In the novel Hickory Dickory Dock, Akibombo is a West African student resident at Hickory Road. His course of study is not stated but he apparently attends lessons at an "Institute" which Sally Finch also goes to. It is also likely to be near Regent's Park, as in one passage, she and Akibombo have a lunch break there. Akibombo has rather limited English but he does contribute an important lead to the investigation into the killing of Celia Austin. He told Inspector Sharpe that he had stomach trouble and a fellow resident Elizabeth Johnston offered to get some bicarbonate of soda--she knew Patricia Lane had one such bottle and wouldn't mind her borrowing it. However Akibombo felt ill after taking the powder. He later took the powder to a chemist who told him it was boracic powder and not bicarbonate of soda.
To Sharpe this was significant, because he already knew that Patricia Lane had found a bottle of morphine tartrate in Nigel Chapman's drawer (he had got it as part of a wager). Feeling that this was unsafe, Patricia had switched the morphine for bicarbonate of soda.

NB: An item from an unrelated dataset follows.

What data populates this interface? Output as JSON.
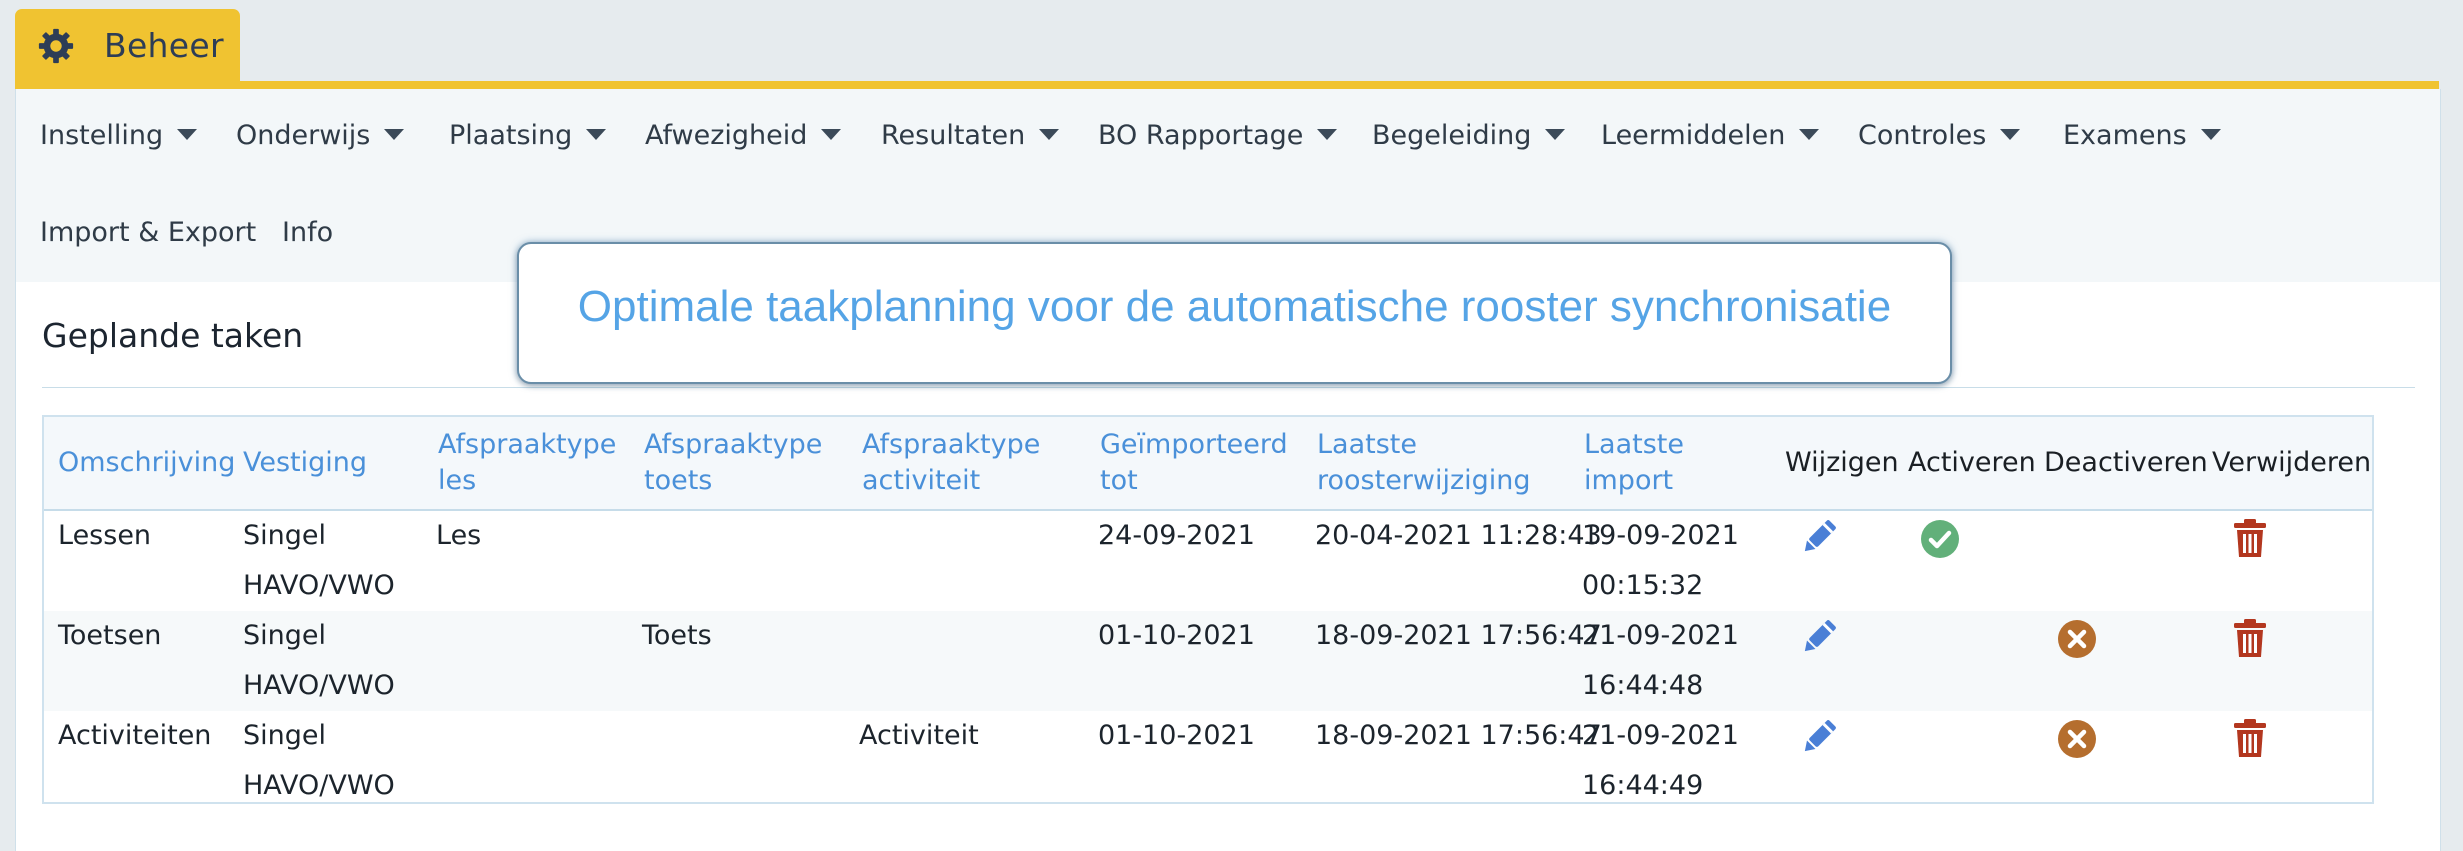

She put her bottle of bicarbonate, now containing morphine so she thought, into a drawer in her own room. Akibombo's experience showed that when Patricia did the switch, someone else had already taken the morphine from the morphine bottle and replaced it with boracic. This boracic then went into Patricia's bicarbonate bottle and this was what Akibombo had taken. Therefore someone else still have the morphine.
With regards to the fact that an empty bottle of morphine and a suicide note which had been found in Celia's bedroom, Akibombo told the inspector that he thought someone else must have crept into her room and planted it. Celia's room had a balcony and so did the rooms next to her. He suggested that someone athletic could have jumped across from the next balcony and entered her room through the window which she always kept open.
Among the students, Akibombo got on well with Sally Finch. She later complimented him on his clear thinking and he asked her to put in a good word for him with his professor who always thought that his thinking was very muddled. Sally agreed to do so. She also invited him to be the best man when she got married to Len Bateson.
Akibombo is not featured in any of the film adaptations of the novel.